You can't. A lifetime parameter does not allow you to choose how long a value lives, it only allows you to communicate to the compiler that two or more references are "related" to the same memory and are expected to share the same lifetime.
A function (like new_int
in your case) can allocate memory in two ways:
- locally in an area that is allocated to the function itself and is destroyed when you return from the function (the stack)
- dynamically in an area of memory that is common to all functions (the heap)
A reference (&
) is a pointer to an area of memory. It can point to the local stack, or to the heap. Since dynamic allocations are much more expensive in terms of performance than writing on the stack, Rust uses the stack by default (you have to use a Box to perform a dynamic allocation).
So, in a nutshell, this is why your code is illegal:
fn new_int<'a>() -> &'a isize {
let a: &'a isize = &5; // write 5 on the function's local stack
a // return a pointer to that area of memory
} // the function ends and its stack (where I wrote 5) is destroyed
// so the pointer I'm trying to return is no longer valid
You can either return the value
fn new_int() -> isize {
5
}
fn main() {
let a = new_int(); // the value 5 (not a pointer) is copied into a
}
or perform a dynamic allocation (which is overkill in case of an isize but might make sense if you're actually working with a big structure)

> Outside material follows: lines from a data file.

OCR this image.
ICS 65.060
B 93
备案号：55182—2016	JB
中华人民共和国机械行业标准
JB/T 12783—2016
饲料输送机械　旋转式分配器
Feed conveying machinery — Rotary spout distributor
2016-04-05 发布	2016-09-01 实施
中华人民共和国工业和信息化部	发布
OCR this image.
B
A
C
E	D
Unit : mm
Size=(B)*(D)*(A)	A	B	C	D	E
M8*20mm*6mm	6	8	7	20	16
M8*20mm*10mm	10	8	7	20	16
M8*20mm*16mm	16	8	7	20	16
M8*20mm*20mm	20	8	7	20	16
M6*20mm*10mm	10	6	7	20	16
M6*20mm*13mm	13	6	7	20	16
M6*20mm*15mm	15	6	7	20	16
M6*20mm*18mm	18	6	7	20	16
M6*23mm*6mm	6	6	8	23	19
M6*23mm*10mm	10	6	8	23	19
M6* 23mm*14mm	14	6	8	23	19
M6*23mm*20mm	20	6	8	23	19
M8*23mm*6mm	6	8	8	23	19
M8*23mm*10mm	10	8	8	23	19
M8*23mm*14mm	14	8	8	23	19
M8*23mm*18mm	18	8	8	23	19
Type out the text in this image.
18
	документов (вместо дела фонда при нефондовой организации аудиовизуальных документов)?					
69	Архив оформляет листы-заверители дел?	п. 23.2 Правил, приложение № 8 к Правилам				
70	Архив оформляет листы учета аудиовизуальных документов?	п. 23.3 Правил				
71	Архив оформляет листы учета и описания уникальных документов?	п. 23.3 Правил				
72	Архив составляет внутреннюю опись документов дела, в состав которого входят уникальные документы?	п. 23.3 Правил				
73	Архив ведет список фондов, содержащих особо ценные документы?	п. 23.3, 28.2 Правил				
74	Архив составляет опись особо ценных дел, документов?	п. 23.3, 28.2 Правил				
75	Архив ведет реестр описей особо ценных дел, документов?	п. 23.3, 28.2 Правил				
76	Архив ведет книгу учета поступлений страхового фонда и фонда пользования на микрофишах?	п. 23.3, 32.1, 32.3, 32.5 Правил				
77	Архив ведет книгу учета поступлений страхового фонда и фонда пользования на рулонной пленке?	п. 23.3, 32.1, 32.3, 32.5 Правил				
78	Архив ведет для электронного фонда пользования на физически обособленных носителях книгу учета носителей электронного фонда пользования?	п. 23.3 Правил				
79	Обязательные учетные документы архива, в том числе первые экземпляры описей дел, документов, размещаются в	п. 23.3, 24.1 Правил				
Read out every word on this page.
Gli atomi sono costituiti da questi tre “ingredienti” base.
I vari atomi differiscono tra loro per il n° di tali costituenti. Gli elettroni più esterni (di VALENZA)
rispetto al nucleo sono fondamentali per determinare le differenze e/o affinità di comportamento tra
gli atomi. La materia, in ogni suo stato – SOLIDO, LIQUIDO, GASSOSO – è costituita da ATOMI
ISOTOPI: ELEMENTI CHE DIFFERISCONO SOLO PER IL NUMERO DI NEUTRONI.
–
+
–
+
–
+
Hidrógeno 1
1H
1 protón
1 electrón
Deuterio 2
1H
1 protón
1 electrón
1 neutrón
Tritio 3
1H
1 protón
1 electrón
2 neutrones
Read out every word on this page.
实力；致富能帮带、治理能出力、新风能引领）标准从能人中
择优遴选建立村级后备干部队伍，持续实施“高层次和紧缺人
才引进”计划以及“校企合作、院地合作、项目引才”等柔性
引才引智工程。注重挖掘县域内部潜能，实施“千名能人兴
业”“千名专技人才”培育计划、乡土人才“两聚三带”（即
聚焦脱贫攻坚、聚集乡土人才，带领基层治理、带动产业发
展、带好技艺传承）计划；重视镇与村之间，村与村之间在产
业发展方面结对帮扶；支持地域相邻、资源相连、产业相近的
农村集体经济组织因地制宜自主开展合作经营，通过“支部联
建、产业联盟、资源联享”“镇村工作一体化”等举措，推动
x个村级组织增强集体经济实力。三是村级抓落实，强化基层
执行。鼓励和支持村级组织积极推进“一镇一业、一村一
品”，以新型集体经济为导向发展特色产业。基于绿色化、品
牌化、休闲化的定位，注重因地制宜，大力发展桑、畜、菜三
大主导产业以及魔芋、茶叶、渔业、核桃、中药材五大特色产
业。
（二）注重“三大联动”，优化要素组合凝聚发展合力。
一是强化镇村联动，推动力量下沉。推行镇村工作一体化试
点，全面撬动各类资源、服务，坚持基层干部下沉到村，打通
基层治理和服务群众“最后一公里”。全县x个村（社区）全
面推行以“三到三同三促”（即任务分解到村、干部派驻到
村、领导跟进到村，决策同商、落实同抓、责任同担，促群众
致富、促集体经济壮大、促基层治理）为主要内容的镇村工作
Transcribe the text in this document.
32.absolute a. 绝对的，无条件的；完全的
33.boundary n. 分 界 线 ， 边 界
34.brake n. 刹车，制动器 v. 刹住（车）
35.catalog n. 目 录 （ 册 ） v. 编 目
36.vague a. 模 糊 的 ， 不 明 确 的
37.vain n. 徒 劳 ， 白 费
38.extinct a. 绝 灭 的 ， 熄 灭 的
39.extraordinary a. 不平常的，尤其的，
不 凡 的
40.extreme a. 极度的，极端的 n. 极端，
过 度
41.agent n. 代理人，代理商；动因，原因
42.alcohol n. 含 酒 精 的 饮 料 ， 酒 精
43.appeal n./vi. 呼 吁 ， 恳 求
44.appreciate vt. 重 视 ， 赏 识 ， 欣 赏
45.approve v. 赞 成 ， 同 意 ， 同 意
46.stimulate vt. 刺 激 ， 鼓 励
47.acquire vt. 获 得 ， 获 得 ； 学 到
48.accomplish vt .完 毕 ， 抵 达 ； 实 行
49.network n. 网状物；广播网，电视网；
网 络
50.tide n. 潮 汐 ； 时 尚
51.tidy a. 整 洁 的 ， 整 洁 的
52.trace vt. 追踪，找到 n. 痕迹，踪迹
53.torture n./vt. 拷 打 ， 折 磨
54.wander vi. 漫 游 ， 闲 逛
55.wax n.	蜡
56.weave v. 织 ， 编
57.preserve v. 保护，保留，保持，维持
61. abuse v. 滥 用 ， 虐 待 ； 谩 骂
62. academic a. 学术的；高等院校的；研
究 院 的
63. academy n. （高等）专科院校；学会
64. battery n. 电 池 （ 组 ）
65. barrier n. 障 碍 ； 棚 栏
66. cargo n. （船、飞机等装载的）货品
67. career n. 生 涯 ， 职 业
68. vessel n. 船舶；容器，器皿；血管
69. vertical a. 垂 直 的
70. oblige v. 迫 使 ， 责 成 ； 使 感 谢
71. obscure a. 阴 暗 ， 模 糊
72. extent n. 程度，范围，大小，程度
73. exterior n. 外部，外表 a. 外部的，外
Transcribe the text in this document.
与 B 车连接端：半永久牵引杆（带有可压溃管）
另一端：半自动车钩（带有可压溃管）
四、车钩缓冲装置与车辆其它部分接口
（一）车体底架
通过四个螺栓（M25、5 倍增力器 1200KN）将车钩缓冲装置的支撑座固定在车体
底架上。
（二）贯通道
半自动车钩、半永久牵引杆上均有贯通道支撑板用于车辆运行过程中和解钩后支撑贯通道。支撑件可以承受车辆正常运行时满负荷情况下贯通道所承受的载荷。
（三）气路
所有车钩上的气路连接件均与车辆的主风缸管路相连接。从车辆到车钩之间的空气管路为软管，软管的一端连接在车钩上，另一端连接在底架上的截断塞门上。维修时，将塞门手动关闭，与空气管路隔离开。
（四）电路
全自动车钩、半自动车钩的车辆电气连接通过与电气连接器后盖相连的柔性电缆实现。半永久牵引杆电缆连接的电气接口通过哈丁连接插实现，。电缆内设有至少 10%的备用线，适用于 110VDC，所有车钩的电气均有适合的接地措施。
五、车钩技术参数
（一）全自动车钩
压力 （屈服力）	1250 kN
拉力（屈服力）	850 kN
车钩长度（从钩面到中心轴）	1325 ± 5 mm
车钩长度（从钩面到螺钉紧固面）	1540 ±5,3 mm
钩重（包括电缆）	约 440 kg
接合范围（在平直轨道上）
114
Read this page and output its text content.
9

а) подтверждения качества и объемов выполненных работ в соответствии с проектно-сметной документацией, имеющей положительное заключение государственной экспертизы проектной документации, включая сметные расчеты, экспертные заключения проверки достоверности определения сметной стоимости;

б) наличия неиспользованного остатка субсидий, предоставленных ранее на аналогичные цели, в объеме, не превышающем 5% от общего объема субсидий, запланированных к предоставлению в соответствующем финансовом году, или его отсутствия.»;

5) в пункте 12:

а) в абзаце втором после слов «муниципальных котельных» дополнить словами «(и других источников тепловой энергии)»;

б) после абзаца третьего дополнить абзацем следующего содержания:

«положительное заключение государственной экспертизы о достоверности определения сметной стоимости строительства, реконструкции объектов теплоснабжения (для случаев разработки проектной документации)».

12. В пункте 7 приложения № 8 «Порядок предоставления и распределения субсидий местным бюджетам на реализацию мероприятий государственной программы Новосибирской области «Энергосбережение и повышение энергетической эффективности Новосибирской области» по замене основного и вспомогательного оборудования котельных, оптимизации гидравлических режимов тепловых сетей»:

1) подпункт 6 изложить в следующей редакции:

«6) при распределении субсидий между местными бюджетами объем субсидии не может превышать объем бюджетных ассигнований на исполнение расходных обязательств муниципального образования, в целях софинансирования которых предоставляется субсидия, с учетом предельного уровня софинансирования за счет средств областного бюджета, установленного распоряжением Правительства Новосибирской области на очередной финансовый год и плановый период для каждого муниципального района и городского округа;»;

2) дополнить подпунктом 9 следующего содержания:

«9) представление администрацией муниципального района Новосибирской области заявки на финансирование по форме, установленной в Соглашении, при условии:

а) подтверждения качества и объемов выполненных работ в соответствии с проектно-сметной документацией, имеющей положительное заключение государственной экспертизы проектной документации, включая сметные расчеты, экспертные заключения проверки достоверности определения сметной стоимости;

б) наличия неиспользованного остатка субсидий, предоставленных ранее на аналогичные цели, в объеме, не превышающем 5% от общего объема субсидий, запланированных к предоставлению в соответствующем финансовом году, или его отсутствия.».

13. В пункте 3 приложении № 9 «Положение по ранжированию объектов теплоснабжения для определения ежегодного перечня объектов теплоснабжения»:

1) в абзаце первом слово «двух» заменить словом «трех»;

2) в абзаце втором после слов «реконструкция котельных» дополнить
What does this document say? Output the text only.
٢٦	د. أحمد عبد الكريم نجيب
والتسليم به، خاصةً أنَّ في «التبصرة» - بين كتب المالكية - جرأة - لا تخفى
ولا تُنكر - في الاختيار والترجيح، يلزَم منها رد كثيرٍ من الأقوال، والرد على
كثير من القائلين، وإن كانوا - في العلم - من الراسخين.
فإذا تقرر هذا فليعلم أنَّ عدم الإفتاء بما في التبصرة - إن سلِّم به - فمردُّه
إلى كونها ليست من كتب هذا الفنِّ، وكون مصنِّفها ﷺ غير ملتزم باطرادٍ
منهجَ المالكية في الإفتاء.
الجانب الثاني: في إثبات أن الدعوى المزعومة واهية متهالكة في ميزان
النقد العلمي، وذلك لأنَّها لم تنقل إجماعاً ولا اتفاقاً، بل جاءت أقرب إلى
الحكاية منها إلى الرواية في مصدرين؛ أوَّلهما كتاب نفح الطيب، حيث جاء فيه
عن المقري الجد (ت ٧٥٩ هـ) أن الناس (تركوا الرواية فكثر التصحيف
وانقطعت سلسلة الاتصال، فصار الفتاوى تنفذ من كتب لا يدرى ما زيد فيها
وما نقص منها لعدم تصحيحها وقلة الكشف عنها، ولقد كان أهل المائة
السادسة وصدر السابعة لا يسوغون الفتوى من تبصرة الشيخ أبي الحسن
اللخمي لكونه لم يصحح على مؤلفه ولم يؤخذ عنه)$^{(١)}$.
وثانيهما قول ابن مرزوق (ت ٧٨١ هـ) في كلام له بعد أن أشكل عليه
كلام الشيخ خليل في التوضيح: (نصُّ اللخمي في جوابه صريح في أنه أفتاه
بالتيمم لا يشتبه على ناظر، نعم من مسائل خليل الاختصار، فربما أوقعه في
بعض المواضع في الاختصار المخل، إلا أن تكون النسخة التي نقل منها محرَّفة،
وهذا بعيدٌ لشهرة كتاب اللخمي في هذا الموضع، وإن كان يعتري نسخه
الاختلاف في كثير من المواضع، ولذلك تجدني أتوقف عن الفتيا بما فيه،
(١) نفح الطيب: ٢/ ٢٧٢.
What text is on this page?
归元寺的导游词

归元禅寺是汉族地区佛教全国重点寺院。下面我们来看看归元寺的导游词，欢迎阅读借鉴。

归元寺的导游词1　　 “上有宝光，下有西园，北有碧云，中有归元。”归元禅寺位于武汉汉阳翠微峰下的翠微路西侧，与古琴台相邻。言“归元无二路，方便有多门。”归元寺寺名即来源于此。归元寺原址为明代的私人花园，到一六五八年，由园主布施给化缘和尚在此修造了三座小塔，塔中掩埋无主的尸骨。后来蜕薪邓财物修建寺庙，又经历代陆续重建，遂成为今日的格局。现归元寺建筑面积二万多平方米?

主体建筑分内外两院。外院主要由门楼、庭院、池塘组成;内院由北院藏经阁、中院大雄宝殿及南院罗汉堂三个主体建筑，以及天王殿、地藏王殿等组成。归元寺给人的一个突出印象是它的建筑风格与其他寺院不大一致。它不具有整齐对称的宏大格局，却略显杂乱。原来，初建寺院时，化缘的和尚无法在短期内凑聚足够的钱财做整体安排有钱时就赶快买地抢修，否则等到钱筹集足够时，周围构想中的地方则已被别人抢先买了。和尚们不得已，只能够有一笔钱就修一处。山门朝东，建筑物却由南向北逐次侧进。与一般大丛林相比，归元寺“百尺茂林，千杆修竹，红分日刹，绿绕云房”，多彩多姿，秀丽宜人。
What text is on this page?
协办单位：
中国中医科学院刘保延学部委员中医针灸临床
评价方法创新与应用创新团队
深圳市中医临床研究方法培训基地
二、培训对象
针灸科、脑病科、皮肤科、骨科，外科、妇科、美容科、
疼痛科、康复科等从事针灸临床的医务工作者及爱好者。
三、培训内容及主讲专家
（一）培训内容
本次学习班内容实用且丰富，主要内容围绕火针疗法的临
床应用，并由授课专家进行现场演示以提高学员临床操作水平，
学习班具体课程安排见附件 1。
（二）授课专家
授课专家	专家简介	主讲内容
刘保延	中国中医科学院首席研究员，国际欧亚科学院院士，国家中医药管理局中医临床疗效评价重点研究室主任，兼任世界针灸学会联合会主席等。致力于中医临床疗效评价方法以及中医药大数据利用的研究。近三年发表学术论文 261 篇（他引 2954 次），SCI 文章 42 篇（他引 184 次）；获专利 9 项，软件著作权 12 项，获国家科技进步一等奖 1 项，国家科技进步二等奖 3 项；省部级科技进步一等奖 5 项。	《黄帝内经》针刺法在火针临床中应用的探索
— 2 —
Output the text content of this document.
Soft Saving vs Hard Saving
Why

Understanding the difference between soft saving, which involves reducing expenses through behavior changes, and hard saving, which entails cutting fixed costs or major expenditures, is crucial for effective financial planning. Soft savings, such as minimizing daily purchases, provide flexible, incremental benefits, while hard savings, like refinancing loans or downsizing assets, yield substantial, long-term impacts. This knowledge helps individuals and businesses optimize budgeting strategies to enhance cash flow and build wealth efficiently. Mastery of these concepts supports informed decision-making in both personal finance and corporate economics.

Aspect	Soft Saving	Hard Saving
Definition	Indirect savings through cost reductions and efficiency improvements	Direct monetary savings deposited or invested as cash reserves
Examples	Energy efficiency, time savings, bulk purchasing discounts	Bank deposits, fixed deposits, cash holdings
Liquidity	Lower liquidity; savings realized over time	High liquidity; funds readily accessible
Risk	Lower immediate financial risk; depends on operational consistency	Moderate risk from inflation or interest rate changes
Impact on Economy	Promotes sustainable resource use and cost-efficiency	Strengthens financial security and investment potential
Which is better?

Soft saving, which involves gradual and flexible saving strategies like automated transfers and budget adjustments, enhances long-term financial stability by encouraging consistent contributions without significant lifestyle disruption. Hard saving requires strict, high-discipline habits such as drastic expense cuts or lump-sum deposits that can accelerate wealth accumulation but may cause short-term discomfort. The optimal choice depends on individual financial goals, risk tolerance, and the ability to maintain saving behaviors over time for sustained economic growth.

fn new_int() -> Box<isize> {
Box::new(5) // a Box allocates memory and writes in the heap
}
fn main() {
let a = *new_int();
}
alternatively, you can allocate memory outside of the function and mutate it in the function. You don't typically do it for a primitive type, but it makes sense in some scenarios (e.g. streaming of data):
// new_int does not return anything. Instead it mutates
// the old_int in place
fn new_int(old_int: &mut isize) {
*old_int = 5;
}
fn main() {
let mut a = 2; // memory for an int is allocated locally
// in main()
new_int(&mut a); // a mutable reference to that memory is passed
// to new_int, that overwrites it with another value
}
As @dk mentions in the comment below,, in this specific case (i.e. your function always returns 5 or some other statically known value, not something calculated dynamically by the function) you can also return a reference with a 'static
lifetime:
fn new_int<'a>() -> &'a isize {
static FIVE: isize = 5;
&FIVE
}
You can read more about 'static
in the Rust Reference.
As of Rust 1.21, this "static promotion" is now performed for you automatically and your original code compiles. It creates the equivalent of the static FIVE
.
An alternative way of understanding why
fn new_int<'a>() -> &'a isize {
&5
}
can't work is as follows. 'a
is a lifetime parameter of the function; that is, it is the caller who chooses the actual value of this parameter, not the function itself. For example, the caller can choose 'static
lifetime:
let i: &'static isize = new_int();
However, &5
can not have the 'static
lifetime so the function is rejected.
In other words, such declaration essentially says "I can give you a reference of any lifetime you want". Naturally, this is only valid if the reference returned from the function is of 'static
lifetime, which is the largest lifetime possible. That's what DK. is telling about, by the way.